El “Grupo de los Cinco”: Una alianza de los decididos
El proyecto no es una acción unilateral austriaca, sino el resultado de una estrecha cooperación que se formó ya en enero de 2026 en Chipre. Además de Austria, este “Grupo de Ejecutores” incluye a Alemania, Dinamarca, los Países Bajos y Grecia.
El objetivo común de estos países es trasladar a las personas cuya solicitud de asilo haya sido denegada de forma definitiva, pero que no puedan ser devueltas directamente a su país de origen, a centros logísticos —los llamados “Return Hubs”— en terceros países. Desde allí se organizará el retorno definitivo a los países de origen. Esta medida pretende reducir la presión sobre los sistemas nacionales de asilo y hacer más eficaz la ejecución operativa de las deportaciones.
La base jurídica: El nuevo Pacto de la UE
Este proyecto de alcance histórico es posible gracias al nuevo Pacto Europeo de Asilo y Migración, que entrará plenamente en vigor el 12 de junio de 2026. Este paquete de reformas relaja considerablemente las estrictas normas anteriores sobre cooperación con terceros países y legitima expresamente el establecimiento de estos centros fuera del territorio de la UE. Los ministros participantes ven en ello la base jurídica necesaria para una “ofensiva de consecuencias” en materia de retornos.

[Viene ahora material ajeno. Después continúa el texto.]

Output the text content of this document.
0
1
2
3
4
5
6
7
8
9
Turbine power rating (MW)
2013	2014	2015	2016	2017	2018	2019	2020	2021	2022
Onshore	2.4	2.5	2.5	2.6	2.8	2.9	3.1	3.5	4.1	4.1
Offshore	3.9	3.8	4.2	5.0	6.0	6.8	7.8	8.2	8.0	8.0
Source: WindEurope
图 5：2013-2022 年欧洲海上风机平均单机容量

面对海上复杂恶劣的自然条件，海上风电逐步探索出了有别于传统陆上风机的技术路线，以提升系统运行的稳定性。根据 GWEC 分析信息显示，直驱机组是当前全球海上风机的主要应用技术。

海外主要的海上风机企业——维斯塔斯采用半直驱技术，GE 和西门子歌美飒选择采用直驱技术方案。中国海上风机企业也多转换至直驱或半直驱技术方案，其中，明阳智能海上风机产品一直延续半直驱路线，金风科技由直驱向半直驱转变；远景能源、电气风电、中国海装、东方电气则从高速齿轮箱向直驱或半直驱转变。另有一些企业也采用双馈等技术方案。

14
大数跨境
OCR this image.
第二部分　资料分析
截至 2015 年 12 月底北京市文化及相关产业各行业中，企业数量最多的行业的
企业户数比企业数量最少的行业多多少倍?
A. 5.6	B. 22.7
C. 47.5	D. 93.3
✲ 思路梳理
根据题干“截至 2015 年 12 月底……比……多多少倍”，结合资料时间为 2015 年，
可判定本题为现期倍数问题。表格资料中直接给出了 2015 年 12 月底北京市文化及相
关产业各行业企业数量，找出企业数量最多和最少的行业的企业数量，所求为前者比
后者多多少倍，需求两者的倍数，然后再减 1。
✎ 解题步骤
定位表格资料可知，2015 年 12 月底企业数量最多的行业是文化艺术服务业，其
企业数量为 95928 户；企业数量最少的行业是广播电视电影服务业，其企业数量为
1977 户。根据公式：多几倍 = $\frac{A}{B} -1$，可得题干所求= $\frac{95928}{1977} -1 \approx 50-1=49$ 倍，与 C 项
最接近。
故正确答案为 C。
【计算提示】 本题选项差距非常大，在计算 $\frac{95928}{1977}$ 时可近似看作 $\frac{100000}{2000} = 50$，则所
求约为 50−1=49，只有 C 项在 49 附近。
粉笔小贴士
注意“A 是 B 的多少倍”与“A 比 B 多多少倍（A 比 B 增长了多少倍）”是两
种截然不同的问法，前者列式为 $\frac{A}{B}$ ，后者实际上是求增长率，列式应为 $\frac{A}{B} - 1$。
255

La cuestión de la ubicación: Discreción diplomática y candidatos calientes
Oficialmente, los gobiernos implicados guardan silencio sobre los países socios concretos. El ministro del Interior Karner subrayó que los debates públicos sobre ubicaciones podrían poner en peligro las negociaciones en curso, como han demostrado ejemplos del pasado (como el modelo británico de Ruanda).
Sin embargo, las pistas sobre posibles ubicaciones se acumulan:
Uganda: Este país de África Oriental se considera actualmente el candidato más probable para un proyecto piloto. Hay informes de conversaciones avanzadas sobre apoyo logístico.
Otras opciones: También están en el punto de mira los países incluidos en la nueva lista vinculante de la UE de “terceros países seguros” (adoptada el 10 de febrero de 2026), incluidos el norte de África (por ejemplo, Túnez), los Balcanes Occidentales (en particular Albania, que ya practica un modelo similar con Italia), así como países como Georgia o Moldavia.
Socios estratégicos: El Ministerio del Interior austriaco subraya la importancia de la cooperación con los países vecinos de las regiones en crisis para hacer los retornos geográficamente más eficientes.
Graves preocupaciones: Un campo minado jurídico y moral
A pesar de la resolución política del “Grupo de los Cinco”, el proyecto se enfrenta a duras críticas de organizaciones de derechos humanos, expertos en migración y la Agencia de los Derechos Fundamentales de la UE. Estos señalan graves obstáculos jurídicos:
-Violación del principio de no devolución: Críticos como Amnistía Internacional advierten de que en terceros países como Uganda no se pueden garantizar las normas de protección fundamentales contra la tortura o el trato inhumano. El riesgo de “deportaciones en cadena” a países de origen peligrosos es elevado.
-Falta de protección jurídica: Se duda de que los afectados, en centros lejanos, tengan acceso efectivo a abogados y a procedimientos judiciales justos para impugnar su deportación. La nueva norma según la cual los recursos a menudo ya no tienen efecto suspensivo se considera una erosión del Estado de derecho.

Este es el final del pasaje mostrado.